A investigação da CPMI foca em fraudes bilionárias que lesaram aposentados e pensionistas do Instituto Nacional do Seguro Social. A medida liminar do STF reconhece a inércia de Alcolumbre em promover a leitura do requerimento de prorrogação, mesmo com o apoio de mais de um terço dos deputados e senadores.
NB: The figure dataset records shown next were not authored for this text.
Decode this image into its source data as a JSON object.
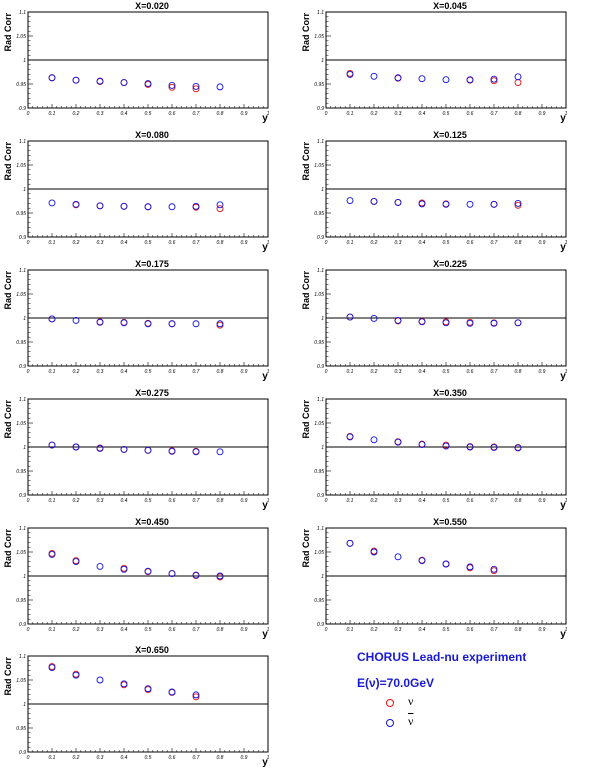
{
  "colors": {
    "nu": "#e01010",
    "nubar": "#1010e0",
    "legend_text": "#1a1ad6",
    "frame": "#000000"
  },
  "legend": {
    "title": "CHORUS Lead-nu experiment",
    "energy": "E(ν)=70.0GeV",
    "entries": [
      {
        "label": "ν",
        "marker": "open-circle",
        "color": "#e01010"
      },
      {
        "label": "ν",
        "marker": "open-circle",
        "color": "#1010e0"
      }
    ]
  },
  "chart_data": [
    {
      "type": "scatter",
      "title": "X=0.020",
      "xlabel": "y",
      "ylabel": "Rad Corr",
      "xlim": [
        0,
        1
      ],
      "ylim": [
        0.9,
        1.1
      ],
      "hline": 1.0,
      "xticks": [
        "0",
        "0.1",
        "0.2",
        "0.3",
        "0.4",
        "0.5",
        "0.6",
        "0.7",
        "0.8",
        "0.9",
        "1"
      ],
      "yticks": [
        "0.9",
        "0.95",
        "1",
        "1.05",
        "1.1"
      ],
      "series": [
        {
          "name": "ν",
          "x": [
            0.1,
            0.2,
            0.3,
            0.4,
            0.5,
            0.6,
            0.7,
            0.8
          ],
          "y": [
            0.963,
            0.958,
            0.955,
            0.953,
            0.949,
            0.943,
            0.94,
            null
          ]
        },
        {
          "name": "ν̄",
          "x": [
            0.1,
            0.2,
            0.3,
            0.4,
            0.5,
            0.6,
            0.7,
            0.8
          ],
          "y": [
            0.963,
            0.958,
            0.956,
            0.953,
            0.951,
            0.947,
            0.945,
            0.944
          ]
        }
      ]
    },
    {
      "type": "scatter",
      "title": "X=0.045",
      "xlabel": "y",
      "ylabel": "Rad Corr",
      "xlim": [
        0,
        1
      ],
      "ylim": [
        0.9,
        1.1
      ],
      "hline": 1.0,
      "xticks": [
        "0",
        "0.1",
        "0.2",
        "0.3",
        "0.4",
        "0.5",
        "0.6",
        "0.7",
        "0.8",
        "0.9",
        "1"
      ],
      "yticks": [
        "0.9",
        "0.95",
        "1",
        "1.05",
        "1.1"
      ],
      "series": [
        {
          "name": "ν",
          "x": [
            0.1,
            0.2,
            0.3,
            0.4,
            0.5,
            0.6,
            0.7,
            0.8
          ],
          "y": [
            0.972,
            null,
            0.962,
            null,
            null,
            0.958,
            0.957,
            0.953
          ]
        },
        {
          "name": "ν̄",
          "x": [
            0.1,
            0.2,
            0.3,
            0.4,
            0.5,
            0.6,
            0.7,
            0.8
          ],
          "y": [
            0.97,
            0.966,
            0.963,
            0.961,
            0.959,
            0.959,
            0.96,
            0.965
          ]
        }
      ]
    },
    {
      "type": "scatter",
      "title": "X=0.080",
      "xlabel": "y",
      "ylabel": "Rad Corr",
      "xlim": [
        0,
        1
      ],
      "ylim": [
        0.9,
        1.1
      ],
      "hline": 1.0,
      "xticks": [
        "0",
        "0.1",
        "0.2",
        "0.3",
        "0.4",
        "0.5",
        "0.6",
        "0.7",
        "0.8",
        "0.9",
        "1"
      ],
      "yticks": [
        "0.9",
        "0.95",
        "1",
        "1.05",
        "1.1"
      ],
      "series": [
        {
          "name": "ν",
          "x": [
            0.1,
            0.2,
            0.3,
            0.4,
            0.5,
            0.6,
            0.7,
            0.8
          ],
          "y": [
            null,
            0.967,
            0.965,
            0.964,
            0.963,
            null,
            0.962,
            0.959
          ]
        },
        {
          "name": "ν̄",
          "x": [
            0.1,
            0.2,
            0.3,
            0.4,
            0.5,
            0.6,
            0.7,
            0.8
          ],
          "y": [
            0.971,
            0.968,
            0.965,
            0.964,
            0.963,
            0.963,
            0.964,
            0.967
          ]
        }
      ]
    },
    {
      "type": "scatter",
      "title": "X=0.125",
      "xlabel": "y",
      "ylabel": "Rad Corr",
      "xlim": [
        0,
        1
      ],
      "ylim": [
        0.9,
        1.1
      ],
      "hline": 1.0,
      "xticks": [
        "0",
        "0.1",
        "0.2",
        "0.3",
        "0.4",
        "0.5",
        "0.6",
        "0.7",
        "0.8",
        "0.9",
        "1"
      ],
      "yticks": [
        "0.9",
        "0.95",
        "1",
        "1.05",
        "1.1"
      ],
      "series": [
        {
          "name": "ν",
          "x": [
            0.1,
            0.2,
            0.3,
            0.4,
            0.5,
            0.6,
            0.7,
            0.8
          ],
          "y": [
            null,
            0.974,
            0.972,
            0.971,
            0.969,
            null,
            0.968,
            0.966
          ]
        },
        {
          "name": "ν̄",
          "x": [
            0.1,
            0.2,
            0.3,
            0.4,
            0.5,
            0.6,
            0.7,
            0.8
          ],
          "y": [
            0.976,
            0.974,
            0.972,
            0.969,
            0.968,
            0.968,
            0.968,
            0.97
          ]
        }
      ]
    },
    {
      "type": "scatter",
      "title": "X=0.175",
      "xlabel": "y",
      "ylabel": "Rad Corr",
      "xlim": [
        0,
        1
      ],
      "ylim": [
        0.9,
        1.1
      ],
      "hline": 1.0,
      "xticks": [
        "0",
        "0.1",
        "0.2",
        "0.3",
        "0.4",
        "0.5",
        "0.6",
        "0.7",
        "0.8",
        "0.9",
        "1"
      ],
      "yticks": [
        "0.9",
        "0.95",
        "1",
        "1.05",
        "1.1"
      ],
      "series": [
        {
          "name": "ν",
          "x": [
            0.1,
            0.2,
            0.3,
            0.4,
            0.5,
            0.6,
            0.7,
            0.8
          ],
          "y": [
            0.998,
            null,
            0.992,
            0.991,
            0.989,
            0.988,
            null,
            0.985
          ]
        },
        {
          "name": "ν̄",
          "x": [
            0.1,
            0.2,
            0.3,
            0.4,
            0.5,
            0.6,
            0.7,
            0.8
          ],
          "y": [
            0.998,
            0.995,
            0.991,
            0.99,
            0.988,
            0.988,
            0.988,
            0.988
          ]
        }
      ]
    },
    {
      "type": "scatter",
      "title": "X=0.225",
      "xlabel": "y",
      "ylabel": "Rad Corr",
      "xlim": [
        0,
        1
      ],
      "ylim": [
        0.9,
        1.1
      ],
      "hline": 1.0,
      "xticks": [
        "0",
        "0.1",
        "0.2",
        "0.3",
        "0.4",
        "0.5",
        "0.6",
        "0.7",
        "0.8",
        "0.9",
        "1"
      ],
      "yticks": [
        "0.9",
        "0.95",
        "1",
        "1.05",
        "1.1"
      ],
      "series": [
        {
          "name": "ν",
          "x": [
            0.1,
            0.2,
            0.3,
            0.4,
            0.5,
            0.6,
            0.7,
            0.8
          ],
          "y": [
            1.002,
            null,
            0.994,
            0.993,
            0.992,
            0.991,
            0.99,
            0.99
          ]
        },
        {
          "name": "ν̄",
          "x": [
            0.1,
            0.2,
            0.3,
            0.4,
            0.5,
            0.6,
            0.7,
            0.8
          ],
          "y": [
            1.002,
            0.999,
            0.995,
            0.992,
            0.99,
            0.989,
            0.989,
            0.99
          ]
        }
      ]
    },
    {
      "type": "scatter",
      "title": "X=0.275",
      "xlabel": "y",
      "ylabel": "Rad Corr",
      "xlim": [
        0,
        1
      ],
      "ylim": [
        0.9,
        1.1
      ],
      "hline": 1.0,
      "xticks": [
        "0",
        "0.1",
        "0.2",
        "0.3",
        "0.4",
        "0.5",
        "0.6",
        "0.7",
        "0.8",
        "0.9",
        "1"
      ],
      "yticks": [
        "0.9",
        "0.95",
        "1",
        "1.05",
        "1.1"
      ],
      "series": [
        {
          "name": "ν",
          "x": [
            0.1,
            0.2,
            0.3,
            0.4,
            0.5,
            0.6,
            0.7,
            0.8
          ],
          "y": [
            1.004,
            1.0,
            0.998,
            0.995,
            0.993,
            0.992,
            0.991,
            null
          ]
        },
        {
          "name": "ν̄",
          "x": [
            0.1,
            0.2,
            0.3,
            0.4,
            0.5,
            0.6,
            0.7,
            0.8
          ],
          "y": [
            1.004,
            1.0,
            0.997,
            0.995,
            0.993,
            0.991,
            0.99,
            0.99
          ]
        }
      ]
    },
    {
      "type": "scatter",
      "title": "X=0.350",
      "xlabel": "y",
      "ylabel": "Rad Corr",
      "xlim": [
        0,
        1
      ],
      "ylim": [
        0.9,
        1.1
      ],
      "hline": 1.0,
      "xticks": [
        "0",
        "0.1",
        "0.2",
        "0.3",
        "0.4",
        "0.5",
        "0.6",
        "0.7",
        "0.8",
        "0.9",
        "1"
      ],
      "yticks": [
        "0.9",
        "0.95",
        "1",
        "1.05",
        "1.1"
      ],
      "series": [
        {
          "name": "ν",
          "x": [
            0.1,
            0.2,
            0.3,
            0.4,
            0.5,
            0.6,
            0.7,
            0.8
          ],
          "y": [
            1.022,
            null,
            1.011,
            1.006,
            1.004,
            1.001,
            1.0,
            0.999
          ]
        },
        {
          "name": "ν̄",
          "x": [
            0.1,
            0.2,
            0.3,
            0.4,
            0.5,
            0.6,
            0.7,
            0.8
          ],
          "y": [
            1.021,
            1.015,
            1.01,
            1.005,
            1.002,
            1.0,
            0.999,
            0.998
          ]
        }
      ]
    },
    {
      "type": "scatter",
      "title": "X=0.450",
      "xlabel": "y",
      "ylabel": "Rad Corr",
      "xlim": [
        0,
        1
      ],
      "ylim": [
        0.9,
        1.1
      ],
      "hline": 1.0,
      "xticks": [
        "0",
        "0.1",
        "0.2",
        "0.3",
        "0.4",
        "0.5",
        "0.6",
        "0.7",
        "0.8",
        "0.9",
        "1"
      ],
      "yticks": [
        "0.9",
        "0.95",
        "1",
        "1.05",
        "1.1"
      ],
      "series": [
        {
          "name": "ν",
          "x": [
            0.1,
            0.2,
            0.3,
            0.4,
            0.5,
            0.6,
            0.7,
            0.8
          ],
          "y": [
            1.047,
            1.032,
            null,
            1.016,
            1.009,
            1.005,
            1.001,
            0.998
          ]
        },
        {
          "name": "ν̄",
          "x": [
            0.1,
            0.2,
            0.3,
            0.4,
            0.5,
            0.6,
            0.7,
            0.8
          ],
          "y": [
            1.045,
            1.03,
            1.02,
            1.014,
            1.01,
            1.005,
            1.002,
            1.0
          ]
        }
      ]
    },
    {
      "type": "scatter",
      "title": "X=0.550",
      "xlabel": "y",
      "ylabel": "Rad Corr",
      "xlim": [
        0,
        1
      ],
      "ylim": [
        0.9,
        1.1
      ],
      "hline": 1.0,
      "xticks": [
        "0",
        "0.1",
        "0.2",
        "0.3",
        "0.4",
        "0.5",
        "0.6",
        "0.7",
        "0.8",
        "0.9",
        "1"
      ],
      "yticks": [
        "0.9",
        "0.95",
        "1",
        "1.05",
        "1.1"
      ],
      "series": [
        {
          "name": "ν",
          "x": [
            0.1,
            0.2,
            0.3,
            0.4,
            0.5,
            0.6,
            0.7
          ],
          "y": [
            1.068,
            1.052,
            null,
            1.033,
            1.025,
            1.017,
            1.011
          ]
        },
        {
          "name": "ν̄",
          "x": [
            0.1,
            0.2,
            0.3,
            0.4,
            0.5,
            0.6,
            0.7
          ],
          "y": [
            1.068,
            1.05,
            1.04,
            1.032,
            1.025,
            1.019,
            1.014
          ]
        }
      ]
    },
    {
      "type": "scatter",
      "title": "X=0.650",
      "xlabel": "y",
      "ylabel": "Rad Corr",
      "xlim": [
        0,
        1
      ],
      "ylim": [
        0.9,
        1.1
      ],
      "hline": 1.0,
      "xticks": [
        "0",
        "0.1",
        "0.2",
        "0.3",
        "0.4",
        "0.5",
        "0.6",
        "0.7",
        "0.8",
        "0.9",
        "1"
      ],
      "yticks": [
        "0.9",
        "0.95",
        "1",
        "1.05",
        "1.1"
      ],
      "series": [
        {
          "name": "ν",
          "x": [
            0.1,
            0.2,
            0.3,
            0.4,
            0.5,
            0.6,
            0.7
          ],
          "y": [
            1.078,
            1.062,
            null,
            1.04,
            1.03,
            1.024,
            1.015
          ]
        },
        {
          "name": "ν̄",
          "x": [
            0.1,
            0.2,
            0.3,
            0.4,
            0.5,
            0.6,
            0.7
          ],
          "y": [
            1.076,
            1.06,
            1.05,
            1.042,
            1.032,
            1.025,
            1.019
          ]
        }
      ]
    }
  ]
}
Mendonça considerou a omissão inconstitucional por impedir o exercício de um direito garantido às minorias parlamentares.
Na decisão, o ministro afirmou que a omissão deliberada em receber e promover a leitura do pleito de prorrogação da CPMI do INSS é ofensiva ao direito subjetivo da minoria parlamentar. Portanto, concedeu a liminar para determinar o cumprimento imediato da medida, assegurando a continuidade das apurações sobre o esquema.
Comemoração e alegações de blindagem
O presidente da CPMI, senador Carlos Viana, comemorou a decisão do STF. Ele afirmou que havia uma tentativa, especialmente por parte do governo, de blindar alguns dos investigados. Entre os citados estão o filho do presidente Luiz Inácio Lula da Silva, Lulinha, e uma amiga pessoal dele, Roberta Luchsinger. Viana declarou que a comissão dará sequência à investigação, buscando entender todo o entorno da história e a relação do chamado “Careca do INSS”, Antônio Carlos Camilo Antunes, com grupos que utilizavam dinheiro do INSS.
Urgência justificada pela proximidade do fim dos trabalhos
A decisão liminar de André Mendonça foi proferida às vésperas do encerramento previsto da CPMI, marcado para 28 de março. O ministro justificou a urgência da medida para evitar a perda do objeto da investigação. A presidência da comissão argumentou que a demora deliberada de Alcolumbre impedia a continuidade das apurações sobre o esquema de fraudes no INSS.
Mendonça destacou que a Constituição assegura às minorias o poder de investigação como instrumento essencial de fiscalização. Ele ressaltou que a cúpula do Legislativo não pode fazer juízo político sobre a conveniência da prorrogação quando os requisitos formais são atendidos. A intervenção judicial, nesse caso, visa garantir o funcionamento regular das instituições democráticas.
Consequências do descumprimento e alcance da decisão
O ministro estabeleceu que, em caso de descumprimento da liminar, a leitura do requerimento de prorrogação será considerada automaticamente efetivada. Isso autorizará a própria CPMI a seguir com os trabalhos pelo período definido pela minoria parlamentar, respeitando o limite da legislatura. Inicialmente, a presidência do colegiado solicitou mais 120 dias de trabalho.
Mendonça também pontuou que o STF pode intervir em atos do Legislativo quando há violação direta à Constituição, especialmente em casos que envolvem direitos fundamentais das minorias. Ele reiterou que a Mesa Diretora e a Presidência do Congresso não possuem margem política para obstar o processamento do requerimento de prorrogação de uma CPMI, uma vez que os requisitos constitucionais e regimentais estejam preenchidos. A decisão, embora sujeita ao referendo da Segunda Turma do STF, produz efeitos imediatos.